After my Dad died, I had a greater appreciation for death. That is to say, I had a greater understanding for the grief that overwhelms those dealing with the loss. My Dad’s death also changed the way I looked at the overwhelming responses from the public when a celebrity dies.
When my Dad died, I wanted the world to stop and mourn with me. When I see the world mourn the loss of those in the public eye, my heart aches for the families dealing the loss of their own loved one, unknown to the public.
That being said there are some people within the public eye that do mean a great deal to me. Ernest Borgnine was one of those people.
“YOU DON’T KNOW WHO ERNEST BORGNINE IS?!” My sister exclaimed.
I do not remember if she was talking to me by phone, email, or handwritten letter.
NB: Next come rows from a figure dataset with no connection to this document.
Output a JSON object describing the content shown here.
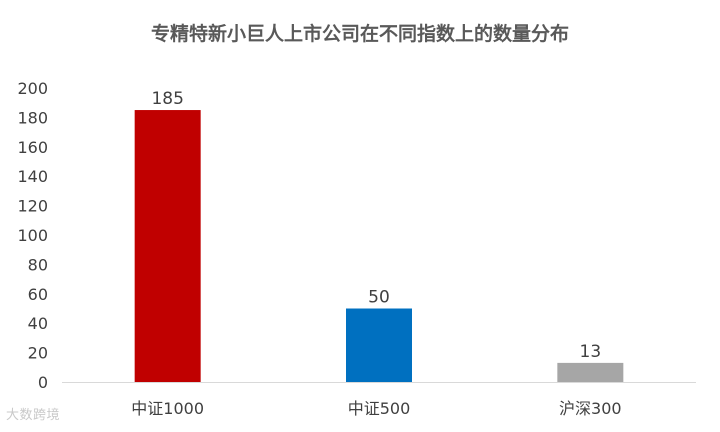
{
  "chart_data": {
    "type": "bar",
    "title": "专精特新小巨人上市公司在不同指数上的数量分布",
    "categories": [
      "中证1000",
      "中证500",
      "沪深300"
    ],
    "values": [
      185,
      50,
      13
    ],
    "colors": [
      "#c00000",
      "#0070c0",
      "#a6a6a6"
    ],
    "ylim": [
      0,
      200
    ],
    "yticks": [
      0,
      20,
      40,
      60,
      80,
      100,
      120,
      140,
      160,
      180,
      200
    ],
    "grid": false,
    "legend": "none"
  },
  "watermark": {
    "text": "大数跨境"
  }
}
I simply remember the exclamation. I also remember she mentioned McHale’s Navy, and I immediately knew to whom she was referring.
It was no use though. My older sister (by 10yrs) did not appreciate my momentary lapse. My attempts to convince her I was very familiar with Ernest were unsuccessful.
About a week later, I received a card from my sister. Inside the card I found a picture. I laughed out loud.
My sister snapped the picture in the Summer of 1991. She was living in California at the time, and she and her husband attended an air show. Ernest was the host.
The picture my sister mailed me so many years ago hangs on my fridge. Some people have mistaken Ernest for my Dad, which is one reason why I think I was always drawn to Ernest.
Like Ernest, my Dad was a military man. Like Ernest, my Dad was a robust man. Like Ernest, my Dad lit up a room with his smile and his deep voice. Unlike Ernest, my Dad didn’t age quite so well, dying 30yrs younger than Ernest.
My Dad would have celebrated his 83rd birthday this year, while Ernest celebrated his 95th. Because my Dad did not age as gracefully as Ernest, the picture of my Dad taken in the Summer of 1993 resembles the 1991 picture of Ernest, though Ernest is 12yrs his senior.
I’m not going to write about Ernest’s acting history or list the films and television shows in which he appeared and/or starred. I’m writing this post because I admired the man. [You can access the AP news story here.]
When I called my sister to tell her the news that Ernest died, I made the comment that Ernest always reminded me of Dad. I think it was an ah-ha moment for my sister. She quickly agreed with me, saying she wondered if that is why she liked him so much. Probably. That, and the fact that Ernest always smiled, greeted his fans, and supported the military. Just like my Dad.
Rest in peace, Ernest. The world lost a bit of light with your passing. If you see my Dad, I hope you’ll sit down with him and have a beer. I think the two of you would get along incredibly well.
“I don’t care whether a role is 10 minutes long or two hours, and I don’t care whether my name is up there on top, either. Matter of fact, I’d rather have someone else get top billing; then if the picture bombs, he gets the blame, not me.” Ernest Borgnine, January 1917 – July 2012.